Por Pablo de Santis
Tomado de La Nación, Buenos Aires
Una de las ilustraciones del poema de Lewis Carroll La caza del Snark muestra un plano completamente en blanco. No falta el título (“Carta oceánica”) ni los puntos cardinales, pero adentro no hay nada.
El poema narra la búsqueda del Snark, criatura que nadie ha visto jamás (quienes la han visto han muerto, y por eso no sirven de testigos). Algunas estrofas del poema justifican la límpida ilustración:
Él había comprado un gran mapa que representaba el mar
sin el menor vestigio de tierra.
Y a la tripulación le gustó que por fin hubiera hallado
un mapa que todos pudieran entender.
“De qué nos sirven los polos, ecuadores, trópicos,
los meridianos y las otras zonas de Mercator”,
gritó el Hombre de la campana. Y la tripulación replicó:
“Son meros signos convencionales”.
“Otros mapas tienen siluetas, con sus islas y cabos,
pero debemos estar agradecidos
porque nuestro capitán compró el mejor:
un mapa absolutamente en blanco”.
La novela infantil, nacida en el siglo XIX, parece guiarse por un mapa semejante, por una notable falta de reglas; muy probablemente porque no era considerada literatura “de verdad”, y eso la dejaba fuera de cualquier norma. Si todo comienzo es retrospectivo, podemos ver en Alicia en el país de las maravillas (publicada en 1865) la primera novela infantil, no porque efectivamente haya sido la primera, sino porque le da al género nitidez y complejidad y a la vez inicia una tradición de viajes a otra realidad que continúa hasta nuestros días. La literatura infantil había sido hasta ese momento una mezcla de antiquísimos relatos de transmisión oral, luego recogidos en libro, fábulas edificantes, manuales educativos, sátiras, rimas, una miscelánea que tenía por destinatario un niño al que había que educar o hacer dormir.

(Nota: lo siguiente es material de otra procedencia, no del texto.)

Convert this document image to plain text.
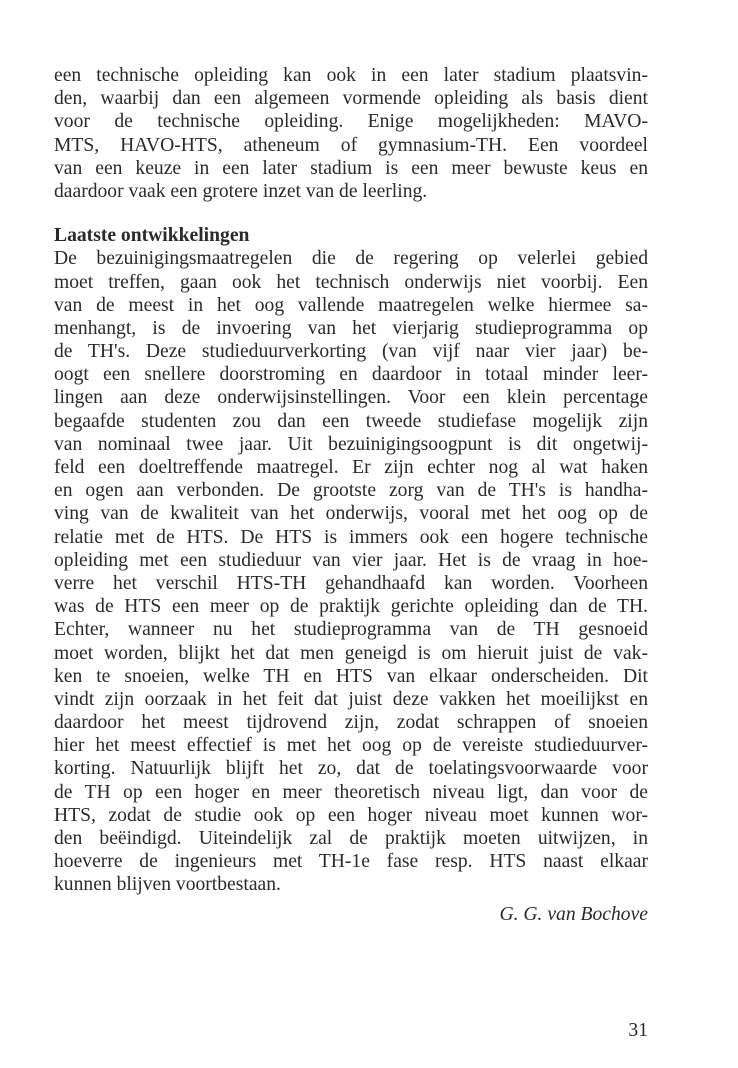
een technische opleiding kan ook in een later stadium plaatsvin-
den, waarbij dan een algemeen vormende opleiding als basis dient
voor de technische opleiding. Enige mogelijkheden: MAVO-
MTS, HAVO-HTS, atheneum of gymnasium-TH. Een voordeel
van een keuze in een later stadium is een meer bewuste keus en
daardoor vaak een grotere inzet van de leerling.
Laatste ontwikkelingen
De bezuinigingsmaatregelen die de regering op velerlei gebied
moet treffen, gaan ook het technisch onderwijs niet voorbij. Een
van de meest in het oog vallende maatregelen welke hiermee sa-
menhangt, is de invoering van het vierjarig studieprogramma op
de TH's. Deze studieduurverkorting (van vijf naar vier jaar) be-
oogt een snellere doorstroming en daardoor in totaal minder leer-
lingen aan deze onderwijsinstellingen. Voor een klein percentage
begaafde studenten zou dan een tweede studiefase mogelijk zijn
van nominaal twee jaar. Uit bezuinigingsoogpunt is dit ongetwij-
feld een doeltreffende maatregel. Er zijn echter nog al wat haken
en ogen aan verbonden. De grootste zorg van de TH's is handha-
ving van de kwaliteit van het onderwijs, vooral met het oog op de
relatie met de HTS. De HTS is immers ook een hogere technische
opleiding met een studieduur van vier jaar. Het is de vraag in hoe-
verre het verschil HTS-TH gehandhaafd kan worden. Voorheen
was de HTS een meer op de praktijk gerichte opleiding dan de TH.
Echter, wanneer nu het studieprogramma van de TH gesnoeid
moet worden, blijkt het dat men geneigd is om hieruit juist de vak-
ken te snoeien, welke TH en HTS van elkaar onderscheiden. Dit
vindt zijn oorzaak in het feit dat juist deze vakken het moeilijkst en
daardoor het meest tijdrovend zijn, zodat schrappen of snoeien
hier het meest effectief is met het oog op de vereiste studieduurver-
korting. Natuurlijk blijft het zo, dat de toelatingsvoorwaarde voor
de TH op een hoger en meer theoretisch niveau ligt, dan voor de
HTS, zodat de studie ook op een hoger niveau moet kunnen wor-
den beëindigd. Uiteindelijk zal de praktijk moeten uitwijzen, in
hoeverre de ingenieurs met TH-1e fase resp. HTS naast elkaar
kunnen blijven voortbestaan.
G. G. van Bochove
31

Alicia en el país de las maravillas, Peter Pan (James M. Barrie), El mago de Oz (Frank L. Baum), Charlie y la fábrica de chocolate (Roald Dahl), Las crónicas de Narnia (C. S. Lewis), La historia interminable (Michael Ende), Harry Potter (J. K. Rowling): todas estos libros tienen rasgos en común, y estos son aún más profundos que los que poseen la ciencia ficción o la novela de detectives (los tres géneros nacieron a mediados del siglo XIX). El género policial quedó ilustrado por el detective y el crimen; la ciencia ficción, por la nave espacial o las criaturas extraterrestres. Pero la novela infantil ha sido representada por su lector, el niño, y por lo tanto, quedó mezclada con el resto de la literatura destinada a los niños. Estas novelas –que podríamos llamar “novelas del umbral”, ya que en todas hay un paso entre un mundo y otro– tienen rasgos en común:
*El argumento es una excusa para mostrar un lugar. No se trata tanto de contar una historia como de recorrer un mundo autónomo y cerrado.
*Hay dos conflictos fundamentales: la batalla que libran realidad y fantasía, y la del mundo infantil contra el mundo adulto. Los personajes cruzan un umbral que los lleva literalmente del mundo real a otro mágico y, metafóricamente, de la infancia a la antesala de la vida adulta.
*Estos textos están tan marcados por remotas tradiciones (los cuentos de hadas y la mitología) como por el crecimiento de la industria editorial en el siglo XIX, en especial, por las ediciones populares y las revistas.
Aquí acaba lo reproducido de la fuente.